Si j'arrive harassé de fatigue au logis ; si, tourmenté par la faim, j'ai tout au plus la force de recevoir les embrassements de ma femme et de mes enfants, je leur dirai en me reposant de mes fatigues : « Soyez satisfaits, mes amis, je vous rapporte quelques souvenirs de fin d'année et du voyage au bureau. »


CONCLUSION

Ami lecteur, il faut nous séparer... Je suis arrivé sans malencontre à destination, et je vous remercie de m'avoir accompagné dans mon voyage.
Je ne pensais pas, dès le début, pouvoir le faire avec autant de facilité. Vous m'avez encouragé, et mon zèle ne s'est pas ralenti. Merci donc une seconde fois. Je ne vous dis pas adieu, mais au revoir.

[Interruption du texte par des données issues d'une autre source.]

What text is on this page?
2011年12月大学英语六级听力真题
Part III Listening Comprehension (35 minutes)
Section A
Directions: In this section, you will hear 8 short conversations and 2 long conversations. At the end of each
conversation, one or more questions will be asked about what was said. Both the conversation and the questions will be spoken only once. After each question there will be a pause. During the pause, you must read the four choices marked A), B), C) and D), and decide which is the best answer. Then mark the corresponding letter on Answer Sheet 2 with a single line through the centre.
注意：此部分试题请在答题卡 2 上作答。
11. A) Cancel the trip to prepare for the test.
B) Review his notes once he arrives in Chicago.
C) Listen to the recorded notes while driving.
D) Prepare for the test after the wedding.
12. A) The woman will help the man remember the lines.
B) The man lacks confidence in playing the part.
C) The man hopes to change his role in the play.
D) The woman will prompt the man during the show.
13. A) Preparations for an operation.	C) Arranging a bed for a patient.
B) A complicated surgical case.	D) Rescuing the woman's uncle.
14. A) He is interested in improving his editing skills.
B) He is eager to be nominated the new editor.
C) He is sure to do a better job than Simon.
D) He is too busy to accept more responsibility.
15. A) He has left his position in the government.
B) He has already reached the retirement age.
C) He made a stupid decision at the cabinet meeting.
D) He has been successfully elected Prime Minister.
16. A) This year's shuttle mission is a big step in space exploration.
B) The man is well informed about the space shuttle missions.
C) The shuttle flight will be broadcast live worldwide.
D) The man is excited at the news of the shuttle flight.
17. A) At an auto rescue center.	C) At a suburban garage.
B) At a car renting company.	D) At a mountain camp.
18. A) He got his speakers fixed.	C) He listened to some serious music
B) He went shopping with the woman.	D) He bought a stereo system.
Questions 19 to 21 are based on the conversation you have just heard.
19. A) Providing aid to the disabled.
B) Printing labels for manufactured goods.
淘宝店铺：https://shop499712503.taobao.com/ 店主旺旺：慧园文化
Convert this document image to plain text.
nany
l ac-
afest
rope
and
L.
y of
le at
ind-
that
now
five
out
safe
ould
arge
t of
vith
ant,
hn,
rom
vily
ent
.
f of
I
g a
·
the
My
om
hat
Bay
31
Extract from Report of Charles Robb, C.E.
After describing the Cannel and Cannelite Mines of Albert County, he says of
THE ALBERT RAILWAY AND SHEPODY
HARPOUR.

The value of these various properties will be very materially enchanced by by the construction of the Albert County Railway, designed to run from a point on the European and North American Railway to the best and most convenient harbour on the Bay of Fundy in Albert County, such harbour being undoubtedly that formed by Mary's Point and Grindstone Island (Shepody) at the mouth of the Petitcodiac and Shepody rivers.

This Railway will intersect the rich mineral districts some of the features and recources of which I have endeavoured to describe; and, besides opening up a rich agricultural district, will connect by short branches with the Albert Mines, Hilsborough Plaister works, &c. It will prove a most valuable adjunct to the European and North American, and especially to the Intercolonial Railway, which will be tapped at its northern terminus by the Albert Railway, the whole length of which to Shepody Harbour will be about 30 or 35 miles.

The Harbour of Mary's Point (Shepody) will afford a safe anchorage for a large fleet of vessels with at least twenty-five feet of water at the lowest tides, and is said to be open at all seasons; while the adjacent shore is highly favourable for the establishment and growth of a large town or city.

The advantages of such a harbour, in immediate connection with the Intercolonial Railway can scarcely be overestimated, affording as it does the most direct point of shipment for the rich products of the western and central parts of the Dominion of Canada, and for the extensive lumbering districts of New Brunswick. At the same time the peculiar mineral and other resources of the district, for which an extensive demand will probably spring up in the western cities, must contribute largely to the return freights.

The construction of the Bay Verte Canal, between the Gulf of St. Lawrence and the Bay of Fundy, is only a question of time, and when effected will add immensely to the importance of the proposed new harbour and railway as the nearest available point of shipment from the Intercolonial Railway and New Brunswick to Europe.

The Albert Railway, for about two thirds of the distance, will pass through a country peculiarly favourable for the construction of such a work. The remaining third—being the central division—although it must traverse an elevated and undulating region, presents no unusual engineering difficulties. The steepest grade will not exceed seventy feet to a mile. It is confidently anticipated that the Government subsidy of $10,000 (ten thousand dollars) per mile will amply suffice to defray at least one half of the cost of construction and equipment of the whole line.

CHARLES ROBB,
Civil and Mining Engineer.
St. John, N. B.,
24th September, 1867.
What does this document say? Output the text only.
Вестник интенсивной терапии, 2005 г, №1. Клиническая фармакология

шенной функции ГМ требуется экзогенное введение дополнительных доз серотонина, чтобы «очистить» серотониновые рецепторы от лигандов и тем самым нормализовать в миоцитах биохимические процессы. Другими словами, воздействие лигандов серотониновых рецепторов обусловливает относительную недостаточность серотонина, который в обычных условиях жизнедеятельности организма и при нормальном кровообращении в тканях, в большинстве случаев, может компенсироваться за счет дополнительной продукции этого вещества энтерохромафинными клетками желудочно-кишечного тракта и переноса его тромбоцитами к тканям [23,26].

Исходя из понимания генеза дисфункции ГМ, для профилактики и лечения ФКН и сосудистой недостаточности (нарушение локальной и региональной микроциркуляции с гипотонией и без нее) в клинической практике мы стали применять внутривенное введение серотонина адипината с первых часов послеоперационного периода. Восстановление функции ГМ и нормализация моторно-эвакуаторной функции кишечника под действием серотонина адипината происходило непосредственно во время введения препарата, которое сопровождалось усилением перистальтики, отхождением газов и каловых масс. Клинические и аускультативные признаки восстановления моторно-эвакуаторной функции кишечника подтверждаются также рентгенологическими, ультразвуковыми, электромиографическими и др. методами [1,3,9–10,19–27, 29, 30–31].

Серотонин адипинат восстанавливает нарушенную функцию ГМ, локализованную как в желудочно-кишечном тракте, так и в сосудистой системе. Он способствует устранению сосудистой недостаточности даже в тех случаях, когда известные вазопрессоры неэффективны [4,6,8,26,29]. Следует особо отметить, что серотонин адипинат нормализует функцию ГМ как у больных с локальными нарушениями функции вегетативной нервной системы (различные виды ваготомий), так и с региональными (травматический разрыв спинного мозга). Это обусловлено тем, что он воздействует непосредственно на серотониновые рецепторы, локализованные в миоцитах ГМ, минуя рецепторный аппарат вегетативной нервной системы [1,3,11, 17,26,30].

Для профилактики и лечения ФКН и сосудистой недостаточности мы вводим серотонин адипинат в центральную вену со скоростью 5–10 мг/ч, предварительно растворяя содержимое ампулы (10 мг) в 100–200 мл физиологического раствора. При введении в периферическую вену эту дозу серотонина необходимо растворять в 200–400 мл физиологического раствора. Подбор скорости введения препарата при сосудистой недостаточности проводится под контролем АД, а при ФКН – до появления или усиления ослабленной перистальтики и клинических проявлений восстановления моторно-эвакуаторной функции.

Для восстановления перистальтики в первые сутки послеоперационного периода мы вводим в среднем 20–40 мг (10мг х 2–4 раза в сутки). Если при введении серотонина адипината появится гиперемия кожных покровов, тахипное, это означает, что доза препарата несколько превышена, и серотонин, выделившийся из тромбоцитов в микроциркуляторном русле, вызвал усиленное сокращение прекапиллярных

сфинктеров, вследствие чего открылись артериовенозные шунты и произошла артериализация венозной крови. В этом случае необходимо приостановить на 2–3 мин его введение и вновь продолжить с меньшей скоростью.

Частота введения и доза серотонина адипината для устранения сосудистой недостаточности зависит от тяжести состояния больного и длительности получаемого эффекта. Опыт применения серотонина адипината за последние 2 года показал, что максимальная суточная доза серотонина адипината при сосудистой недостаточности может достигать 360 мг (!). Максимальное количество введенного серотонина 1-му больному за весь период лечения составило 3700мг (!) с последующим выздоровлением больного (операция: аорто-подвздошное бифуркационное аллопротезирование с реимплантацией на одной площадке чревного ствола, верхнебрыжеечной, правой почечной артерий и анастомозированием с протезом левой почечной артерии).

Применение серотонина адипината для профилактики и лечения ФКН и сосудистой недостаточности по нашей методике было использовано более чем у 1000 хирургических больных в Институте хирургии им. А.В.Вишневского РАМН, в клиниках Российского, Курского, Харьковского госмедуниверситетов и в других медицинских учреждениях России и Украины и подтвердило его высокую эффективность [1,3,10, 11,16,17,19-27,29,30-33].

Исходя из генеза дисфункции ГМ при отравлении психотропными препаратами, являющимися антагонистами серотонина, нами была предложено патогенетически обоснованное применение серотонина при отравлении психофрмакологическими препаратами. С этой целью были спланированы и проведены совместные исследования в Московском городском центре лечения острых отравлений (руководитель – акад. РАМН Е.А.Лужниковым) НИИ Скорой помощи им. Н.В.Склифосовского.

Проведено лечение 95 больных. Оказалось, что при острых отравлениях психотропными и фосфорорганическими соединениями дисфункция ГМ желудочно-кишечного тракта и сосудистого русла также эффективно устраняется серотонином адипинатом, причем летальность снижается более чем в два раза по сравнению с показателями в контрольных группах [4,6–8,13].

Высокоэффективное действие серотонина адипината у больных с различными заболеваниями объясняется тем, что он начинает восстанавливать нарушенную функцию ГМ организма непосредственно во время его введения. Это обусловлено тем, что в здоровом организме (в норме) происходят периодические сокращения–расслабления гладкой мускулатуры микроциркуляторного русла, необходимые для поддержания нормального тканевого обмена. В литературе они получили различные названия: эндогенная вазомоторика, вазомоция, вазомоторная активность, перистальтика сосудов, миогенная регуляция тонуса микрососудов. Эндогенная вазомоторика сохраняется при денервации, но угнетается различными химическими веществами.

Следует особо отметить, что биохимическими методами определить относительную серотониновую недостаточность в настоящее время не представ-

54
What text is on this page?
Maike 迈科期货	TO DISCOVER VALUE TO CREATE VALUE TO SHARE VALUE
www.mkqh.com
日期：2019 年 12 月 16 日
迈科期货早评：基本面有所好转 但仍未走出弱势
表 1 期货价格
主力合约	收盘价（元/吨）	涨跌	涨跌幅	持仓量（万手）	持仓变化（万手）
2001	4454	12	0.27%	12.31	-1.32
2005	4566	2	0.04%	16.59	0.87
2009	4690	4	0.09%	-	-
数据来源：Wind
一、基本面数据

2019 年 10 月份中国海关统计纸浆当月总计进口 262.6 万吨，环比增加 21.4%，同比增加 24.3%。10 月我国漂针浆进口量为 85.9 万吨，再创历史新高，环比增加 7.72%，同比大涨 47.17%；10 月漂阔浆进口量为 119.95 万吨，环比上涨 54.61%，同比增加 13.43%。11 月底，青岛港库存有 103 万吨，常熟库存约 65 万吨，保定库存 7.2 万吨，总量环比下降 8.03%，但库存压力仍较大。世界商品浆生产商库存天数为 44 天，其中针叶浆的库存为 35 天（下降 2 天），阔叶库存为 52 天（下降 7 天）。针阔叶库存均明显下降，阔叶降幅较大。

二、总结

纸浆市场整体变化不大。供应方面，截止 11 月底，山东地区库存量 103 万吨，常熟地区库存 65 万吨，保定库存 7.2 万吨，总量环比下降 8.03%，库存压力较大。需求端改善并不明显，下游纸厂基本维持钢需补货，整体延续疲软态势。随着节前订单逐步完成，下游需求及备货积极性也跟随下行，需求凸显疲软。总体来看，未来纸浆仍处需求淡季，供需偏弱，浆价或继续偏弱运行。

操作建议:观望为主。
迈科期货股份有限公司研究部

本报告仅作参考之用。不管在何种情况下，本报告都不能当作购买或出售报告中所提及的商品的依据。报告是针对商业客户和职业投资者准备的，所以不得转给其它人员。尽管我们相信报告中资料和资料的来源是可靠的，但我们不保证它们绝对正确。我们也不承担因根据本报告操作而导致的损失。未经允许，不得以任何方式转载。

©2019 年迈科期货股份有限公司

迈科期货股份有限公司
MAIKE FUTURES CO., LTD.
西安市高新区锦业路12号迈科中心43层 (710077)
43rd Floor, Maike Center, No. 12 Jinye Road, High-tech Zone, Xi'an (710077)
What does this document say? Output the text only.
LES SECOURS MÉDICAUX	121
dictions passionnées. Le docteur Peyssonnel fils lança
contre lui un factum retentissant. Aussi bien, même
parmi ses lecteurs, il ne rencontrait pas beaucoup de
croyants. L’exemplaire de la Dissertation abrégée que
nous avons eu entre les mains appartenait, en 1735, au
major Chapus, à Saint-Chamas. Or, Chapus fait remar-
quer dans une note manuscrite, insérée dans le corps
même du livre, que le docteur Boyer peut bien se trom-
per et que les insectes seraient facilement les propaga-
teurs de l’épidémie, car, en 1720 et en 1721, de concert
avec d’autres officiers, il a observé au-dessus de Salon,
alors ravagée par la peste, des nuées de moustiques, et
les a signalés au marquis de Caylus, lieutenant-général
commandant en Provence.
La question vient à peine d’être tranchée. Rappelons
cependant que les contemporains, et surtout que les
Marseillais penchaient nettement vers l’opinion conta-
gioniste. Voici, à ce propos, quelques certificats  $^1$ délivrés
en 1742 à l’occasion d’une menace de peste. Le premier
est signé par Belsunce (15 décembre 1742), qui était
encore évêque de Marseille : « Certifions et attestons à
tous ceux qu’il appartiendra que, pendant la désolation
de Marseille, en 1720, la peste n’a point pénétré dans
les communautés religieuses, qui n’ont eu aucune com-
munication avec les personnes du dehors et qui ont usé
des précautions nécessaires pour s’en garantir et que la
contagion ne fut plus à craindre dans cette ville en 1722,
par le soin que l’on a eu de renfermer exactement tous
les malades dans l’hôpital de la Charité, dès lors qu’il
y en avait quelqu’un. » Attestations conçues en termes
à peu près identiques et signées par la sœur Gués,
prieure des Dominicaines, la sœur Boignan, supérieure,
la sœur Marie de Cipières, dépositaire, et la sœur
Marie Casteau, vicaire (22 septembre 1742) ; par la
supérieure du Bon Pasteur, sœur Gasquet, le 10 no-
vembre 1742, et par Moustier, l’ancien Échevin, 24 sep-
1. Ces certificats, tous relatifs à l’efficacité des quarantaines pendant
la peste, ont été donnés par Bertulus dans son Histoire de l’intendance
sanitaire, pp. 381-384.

Le premier pas d'un voyage est celui qui coûte le plus, de même que le premier chapitre d'un ouvrage est celui qui nous préoccupe sérieusement. Telle est aussi la vie bureaucratique : quand le surnuméraire fait son entrée dans une administration, il croit ne jamais atteindre le but de son voyage. « Trente années consécutives de présence obligée dans un bureau, se dit-il, pour avoir droit à la pension de retraite, quelle longue existence!... ». Cette longue existence n'est souvent qu'un rêve de courte durée. La vie passe si vite que l'on a tort de se plaindre de ses charges. Il faut les supporter avec courage, patience et résignation. Il faut, en un mot, être satisfait de son destin, s'endormir paisiblement dans son lit, quand vient le soir, en priant Dieu de nous permettre le lendemain de parcourir le voyage à notre bureau, en compagnie du lecteur, s'il veut bien encore nous faire l'amitié de nous accompagner.